Hallo Angelfreunde und Sparfüchse 

Hat wer von euch Erfahrung mit Askari? Also Versand und Abwicklung, Garantie etc? 

Weiters, möchte ich nachfragen, ob ihr eventuell Erfahrungen mit Kogha Ruten habts, speziell möchte ich die Kogha Dropshot Rute kaufen. Link: http://www.angelsport.de/kogha-dropshot-set_0160975.html

Für 30 EUR ist die Rute fast schon geschenkt was mich schon wieder mistraurisch macht...  Habt ihr eventuell Alternative?

Danke und weiterhin Tight Lines!

Nibble


----------



## arnichris (2. Mai 2017)

*AW: Askari und Kogha Ruten*

Gegenfrage - was kann man für 30 Euro falsch machen? 
 Soweit ich weiß haben die Kogha-Produkte ziemlich lange Garantie und selbst wenn die Rute Schrott ist, ist nicht viel verloren...


----------



## NotEvenANibble (2. Mai 2017)

*AW: Askari und Kogha Ruten*



arnichris schrieb:


> Gegenfrage - was kann man für 30 Euro falsch machen?
> Soweit ich weiß haben die Kogha-Produkte ziemlich lange Garantie und selbst wenn die Rute Schrott ist, ist nicht viel verloren...



30 eur ist 30 eur... manche müssen mehr als 3 stunde arbeiten um 30 eur netto zu haben... 

aber interessant, dass Kogha-Produkte lange Garantie haben  das ist schon mal ein Punkt 

Danke


----------



## 50er-Jäger (2. Mai 2017)

*AW: Askari und Kogha Ruten*



NotEvenANibble schrieb:


> 30 eur ist 30 eur... manche müssen mehr als 3 stunde arbeiten um 30 eur netto zu haben...
> 
> aber interessant, dass Kogha-Produkte lange Garantie haben  das ist schon mal ein Punkt
> 
> Danke



Tja und wer hart für sein Geld arbeiten muss, sollte dann direkt was vernünftiges kaufen.
 Ein Angler sagte mir mal: Ich habe kaum Geld oder wenig Geld, weshalb ich mir kein Billigkram kaufe.

 Ruten kann ich nix sagen, aber Rollen, habe eine Kogha gekauft zum brandungsangeln, da die nix taugen und ich eh nur zwei dreimal im Jahr los komme, bedeutet das bei 5 Jahren Garantie, das ich mir eine Rolle gekauft habe, mittlerweile aber die Nachfolgerserie davon fische und die insgesamt dritte Rolle davon habe, da immer auf Garantie getauscht wurde.


----------



## CaptainPike (2. Mai 2017)

*AW: Askari und Kogha Ruten*

Ok, eine Combo inkl Schnur und Köder für 30 Euro.
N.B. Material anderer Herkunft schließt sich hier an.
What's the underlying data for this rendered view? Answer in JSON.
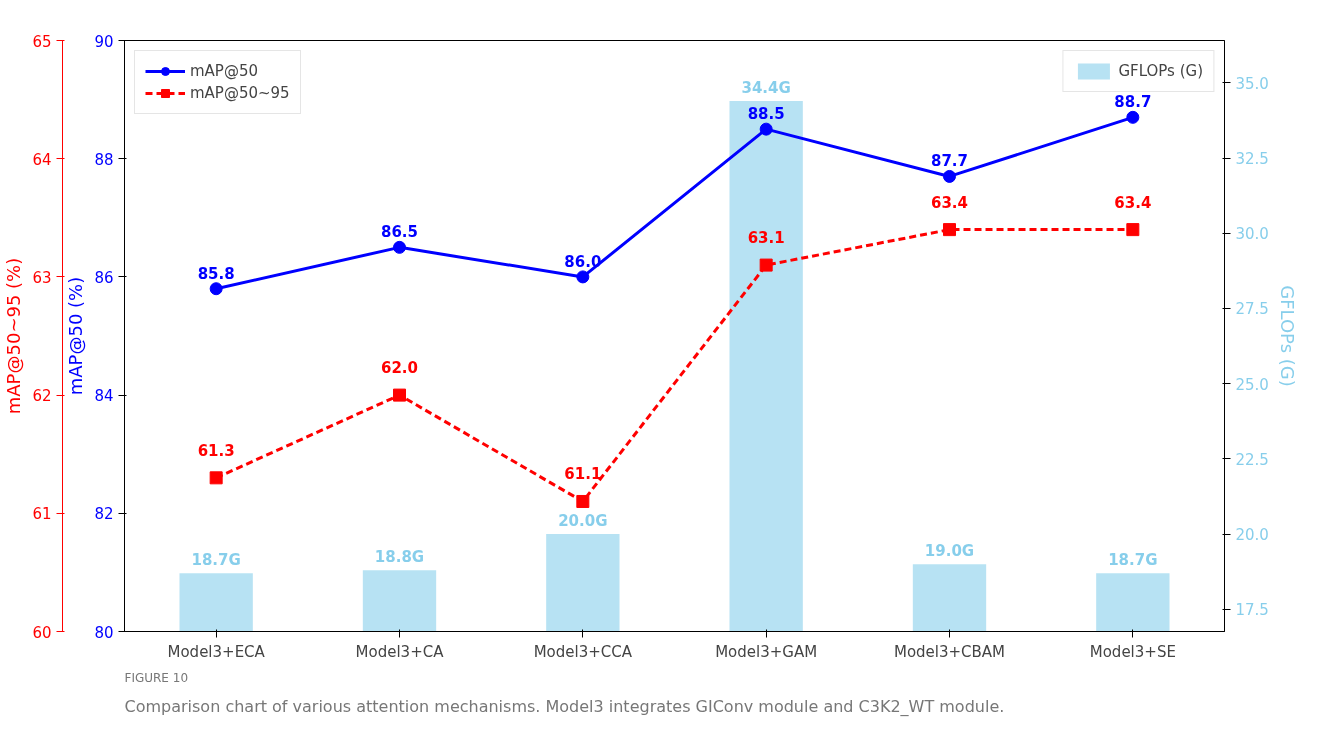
{
  "chart_data": {
    "type": "line",
    "categories": [
      "Model3+ECA",
      "Model3+CA",
      "Model3+CCA",
      "Model3+GAM",
      "Model3+CBAM",
      "Model3+SE"
    ],
    "series": [
      {
        "name": "mAP@50",
        "axis": "y",
        "color": "#0000ff",
        "marker": "circle",
        "line_style": "solid",
        "values": [
          85.8,
          86.5,
          86.0,
          88.5,
          87.7,
          88.7
        ],
        "value_labels": [
          "85.8",
          "86.5",
          "86.0",
          "88.5",
          "87.7",
          "88.7"
        ]
      },
      {
        "name": "mAP@50~95",
        "axis": "y2",
        "color": "#ff0000",
        "marker": "square",
        "line_style": "dashed",
        "values": [
          61.3,
          62.0,
          61.1,
          63.1,
          63.4,
          63.4
        ],
        "value_labels": [
          "61.3",
          "62.0",
          "61.1",
          "63.1",
          "63.4",
          "63.4"
        ]
      },
      {
        "name": "GFLOPs (G)",
        "type": "bar",
        "axis": "y3",
        "color": "#87ceeb",
        "values": [
          18.7,
          18.8,
          20.0,
          34.4,
          19.0,
          18.7
        ],
        "value_labels": [
          "18.7G",
          "18.8G",
          "20.0G",
          "34.4G",
          "19.0G",
          "18.7G"
        ]
      }
    ],
    "ylabel": "mAP@50 (%)",
    "ylim": [
      80,
      90
    ],
    "yticks": [
      80,
      82,
      84,
      86,
      88,
      90
    ],
    "y2label": "mAP@50~95 (%)",
    "y2lim": [
      60,
      65
    ],
    "y2ticks": [
      60,
      61,
      62,
      63,
      64,
      65
    ],
    "y3label": "GFLOPs (G)",
    "y3lim": [
      16.76,
      36.41
    ],
    "y3ticks": [
      {
        "value": 17.5,
        "label": "17.5"
      },
      {
        "value": 20,
        "label": "20.0"
      },
      {
        "value": 22.5,
        "label": "22.5"
      },
      {
        "value": 25,
        "label": "25.0"
      },
      {
        "value": 27.5,
        "label": "27.5"
      },
      {
        "value": 30,
        "label": "30.0"
      },
      {
        "value": 32.5,
        "label": "32.5"
      },
      {
        "value": 35,
        "label": "35.0"
      }
    ],
    "legend": "top left",
    "grid": false,
    "annotations": [
      "FIGURE 10",
      "Comparison chart of various attention mechanisms. Model3 integrates GIConv module and C3K2_WT module."
    ]
  }
}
Ich frage mich bei sowas immer, was wohl Material- und Lohnkosten ausgemacht haben. So eine Rolle z.B. ist ja kein Plastikklotz den man mal eben so mit ner Maschine in ne Form giesst und der dann fertig in die Pappschachtel fällt #c


----------



## JimiG (2. Mai 2017)

*AW: Askari und Kogha Ruten*

Kogha-Ruten sind nicht verkehrt. Aber von Rollen lasse ich die Hände nachdem mir die zweite nach nur einem Jahr Nutzung kaputt gegangen ist.


----------



## daci7 (2. Mai 2017)

*AW: Askari und Kogha Ruten*



CaptainPike schrieb:


> [...]So eine Rolle z.B. ist ja kein Plastikklotz den man mal eben so mit ner Maschine in ne Form giesst und der dann fertig in die Pappschachtel fällt #c



... da wär ich bei der angesprochenen Rolle nicht so sicher ...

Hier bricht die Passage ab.